Honestly? I wouldn't really mind if bands did this upfront, it's just the sneaking around and doing it through the back channels that's irritating. Come on - we all know some people will pay crazy money for front row tickets to see popular bands. Frankly, one reason I doubt this was as much of a factor during the Police tour was that they had all those auctions - I seem to remember tix going for 5 grand or so for a few of the big-city shows, Chicago was one. Also all the "hot seat," "gold seat" packages or what have you, and the heavy subsidization on the part of Best Buy, which used the tour to boost its own loyalty program.

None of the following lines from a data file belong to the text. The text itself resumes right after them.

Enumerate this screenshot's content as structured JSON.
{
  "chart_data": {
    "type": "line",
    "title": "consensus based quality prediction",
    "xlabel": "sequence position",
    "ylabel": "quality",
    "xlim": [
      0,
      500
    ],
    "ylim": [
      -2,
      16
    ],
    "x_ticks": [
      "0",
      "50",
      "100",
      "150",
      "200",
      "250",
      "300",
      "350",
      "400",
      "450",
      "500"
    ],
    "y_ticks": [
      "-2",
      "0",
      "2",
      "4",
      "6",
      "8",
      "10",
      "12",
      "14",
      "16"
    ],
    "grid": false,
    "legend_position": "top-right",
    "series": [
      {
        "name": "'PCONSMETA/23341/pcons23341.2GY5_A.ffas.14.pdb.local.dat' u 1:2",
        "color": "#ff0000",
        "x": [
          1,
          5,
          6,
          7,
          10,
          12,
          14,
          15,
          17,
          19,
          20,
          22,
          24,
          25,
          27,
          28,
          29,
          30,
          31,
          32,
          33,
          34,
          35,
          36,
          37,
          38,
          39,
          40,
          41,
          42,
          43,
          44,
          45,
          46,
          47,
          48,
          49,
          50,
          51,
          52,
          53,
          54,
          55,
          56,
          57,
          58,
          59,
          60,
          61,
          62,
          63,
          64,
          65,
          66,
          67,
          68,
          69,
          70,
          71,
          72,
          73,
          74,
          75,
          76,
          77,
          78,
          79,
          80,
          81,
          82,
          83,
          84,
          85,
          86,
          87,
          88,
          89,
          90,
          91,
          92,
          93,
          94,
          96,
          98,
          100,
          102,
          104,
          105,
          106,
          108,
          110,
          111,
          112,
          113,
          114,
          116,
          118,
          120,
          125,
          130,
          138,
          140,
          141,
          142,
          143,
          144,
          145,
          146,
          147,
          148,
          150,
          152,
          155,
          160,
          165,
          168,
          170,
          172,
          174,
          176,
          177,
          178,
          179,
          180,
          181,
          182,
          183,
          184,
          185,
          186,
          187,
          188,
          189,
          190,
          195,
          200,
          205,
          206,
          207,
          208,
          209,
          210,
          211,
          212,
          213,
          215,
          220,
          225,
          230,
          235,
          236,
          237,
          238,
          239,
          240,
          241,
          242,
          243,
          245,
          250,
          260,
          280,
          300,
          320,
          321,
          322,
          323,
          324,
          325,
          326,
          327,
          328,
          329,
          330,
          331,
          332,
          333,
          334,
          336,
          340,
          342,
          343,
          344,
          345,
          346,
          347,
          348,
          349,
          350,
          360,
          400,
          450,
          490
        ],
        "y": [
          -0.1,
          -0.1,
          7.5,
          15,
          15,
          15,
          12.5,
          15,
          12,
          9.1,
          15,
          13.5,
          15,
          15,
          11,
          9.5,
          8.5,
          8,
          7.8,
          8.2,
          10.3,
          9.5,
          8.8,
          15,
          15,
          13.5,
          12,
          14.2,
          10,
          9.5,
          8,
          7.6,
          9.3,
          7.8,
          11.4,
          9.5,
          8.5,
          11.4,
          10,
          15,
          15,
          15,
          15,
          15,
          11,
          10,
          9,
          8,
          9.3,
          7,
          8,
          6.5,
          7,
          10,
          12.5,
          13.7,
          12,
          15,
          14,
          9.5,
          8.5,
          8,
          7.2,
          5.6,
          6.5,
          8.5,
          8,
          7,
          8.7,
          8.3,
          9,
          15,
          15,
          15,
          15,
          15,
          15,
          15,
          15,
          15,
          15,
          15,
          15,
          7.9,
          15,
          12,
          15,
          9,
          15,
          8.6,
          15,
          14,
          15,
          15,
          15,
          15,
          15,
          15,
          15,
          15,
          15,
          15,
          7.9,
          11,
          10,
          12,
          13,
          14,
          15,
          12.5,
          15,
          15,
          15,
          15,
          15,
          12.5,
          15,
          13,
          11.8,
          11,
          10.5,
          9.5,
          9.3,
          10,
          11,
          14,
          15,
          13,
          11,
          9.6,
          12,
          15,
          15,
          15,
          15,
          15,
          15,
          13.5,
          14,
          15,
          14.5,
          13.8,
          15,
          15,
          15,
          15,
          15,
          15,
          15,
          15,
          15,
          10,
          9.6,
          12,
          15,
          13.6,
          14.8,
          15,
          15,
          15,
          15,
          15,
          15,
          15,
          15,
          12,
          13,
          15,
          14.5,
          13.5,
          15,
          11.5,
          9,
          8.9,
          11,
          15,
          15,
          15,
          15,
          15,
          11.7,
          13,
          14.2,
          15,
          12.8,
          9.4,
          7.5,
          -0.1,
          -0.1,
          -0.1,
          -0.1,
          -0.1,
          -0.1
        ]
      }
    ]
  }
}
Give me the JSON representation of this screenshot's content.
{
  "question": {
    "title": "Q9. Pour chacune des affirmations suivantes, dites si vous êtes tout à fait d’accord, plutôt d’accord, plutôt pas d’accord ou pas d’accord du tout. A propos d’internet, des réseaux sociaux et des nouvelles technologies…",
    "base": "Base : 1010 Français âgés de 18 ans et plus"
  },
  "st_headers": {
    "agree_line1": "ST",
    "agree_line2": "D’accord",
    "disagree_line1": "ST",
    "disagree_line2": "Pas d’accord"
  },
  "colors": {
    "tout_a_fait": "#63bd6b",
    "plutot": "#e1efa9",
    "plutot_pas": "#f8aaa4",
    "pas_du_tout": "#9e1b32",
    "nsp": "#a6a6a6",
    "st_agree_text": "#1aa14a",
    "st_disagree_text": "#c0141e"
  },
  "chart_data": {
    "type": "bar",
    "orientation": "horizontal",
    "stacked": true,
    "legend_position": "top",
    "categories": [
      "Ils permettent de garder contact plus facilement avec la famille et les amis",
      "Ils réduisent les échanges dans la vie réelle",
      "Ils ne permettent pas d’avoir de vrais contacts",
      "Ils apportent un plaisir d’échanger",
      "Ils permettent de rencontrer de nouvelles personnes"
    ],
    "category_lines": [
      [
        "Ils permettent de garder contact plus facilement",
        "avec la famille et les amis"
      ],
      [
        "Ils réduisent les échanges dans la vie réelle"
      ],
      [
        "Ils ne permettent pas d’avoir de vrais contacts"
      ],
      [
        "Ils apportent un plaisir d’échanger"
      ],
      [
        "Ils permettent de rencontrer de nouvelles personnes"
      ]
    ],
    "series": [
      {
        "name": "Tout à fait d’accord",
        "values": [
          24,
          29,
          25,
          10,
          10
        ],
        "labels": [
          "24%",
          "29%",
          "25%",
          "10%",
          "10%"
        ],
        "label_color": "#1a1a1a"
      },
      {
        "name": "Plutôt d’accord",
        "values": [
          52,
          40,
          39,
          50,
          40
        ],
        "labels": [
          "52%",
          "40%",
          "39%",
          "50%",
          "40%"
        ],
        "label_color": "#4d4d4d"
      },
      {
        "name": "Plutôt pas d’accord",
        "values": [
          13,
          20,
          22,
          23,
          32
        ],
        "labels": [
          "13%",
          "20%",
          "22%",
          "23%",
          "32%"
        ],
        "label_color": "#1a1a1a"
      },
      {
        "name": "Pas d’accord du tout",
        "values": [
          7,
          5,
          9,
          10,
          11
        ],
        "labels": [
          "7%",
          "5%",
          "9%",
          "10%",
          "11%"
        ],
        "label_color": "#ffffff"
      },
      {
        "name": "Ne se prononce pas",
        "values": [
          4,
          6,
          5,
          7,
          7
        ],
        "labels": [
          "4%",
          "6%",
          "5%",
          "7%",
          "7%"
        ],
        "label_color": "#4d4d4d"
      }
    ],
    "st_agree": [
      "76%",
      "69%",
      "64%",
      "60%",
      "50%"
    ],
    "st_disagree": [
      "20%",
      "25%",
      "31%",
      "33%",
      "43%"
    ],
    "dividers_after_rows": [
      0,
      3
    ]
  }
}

You know, if people want to pay big bucks - fine by me. It's a free country. Personally I only saw two Police shows right down front, within the first one or two rows, and one of those tickets was free - I got the other through the fanclub. So I've got no complaint. Sure, it'd be nice if popular bands put more of the down-front tickets into fan-club sales, but since when isn't promotion of some hugely popular performing artist anything but big business? (The artists are treated like royalty as well, which is also a bit galling for what's supposedly a democracy, but that's a whole 'nother story.)
As Susan points out, you had to expect this issue would come to a head sooner or later. Why should bands and management subsidize the scalping industry? The very idea is ridiculous.
Here's what I personally do to avoid much of the madness:
* Go to shows in smaller metro areas, like Columbus and Louisville - both of which are routinely on the roster for popular band tours. Tickets are invariably cheaper and easier to get than in NYC or Boston. Heck, by the time you pay $500 for a ticket, you could easily buy a Southwest plane ticket and a hotel room to get what could be a better vantage point on the band in a smaller city.
* Patronize bands that aren't crazy popular or that don't charge hundreds for tickets. It's insane to pretend that only mega-artists will put on a good show. Even among the hugely famous, there are exceptions to the fan-gouging rule - I saw 60-million-album-selling act Green Day three times last month and paid $50 per ticket, which is the top price they charge. The entire floor is always GA at those shows. Hell, even the Crooked Vultures tour coming up featuring a member of Led-bloody-Zeppelin is selling tix for the whopping price of $50, and with maybe one or two exceptions the venues are all GA-only.
I just wonder what's behind the hypocrisy. Do these bands think people don't know that this is a capitalist society and that many people have more money than sense? Are they trying to preserve the illusion of democracy amongst their fanbase, and pretend that everyone has an equal shot at tickets? With all due respect, I think most people realized that ideal had been shot through the heart by the likes of LiveNation a long time ago.
And as far as how I think scalpers get tickets, I'm assuming you haven't read very many SC.net threads on this subject - welcome back, by the way - but we've posted several threads here on exactly how they do it. They've got banks of computers designed to hack CAPTCHA and ranks of employees dedicated to nothing but working the system. Scalping is big business - why wouldn't the 'brokers', as they call themselves, apply themselves with due diligence?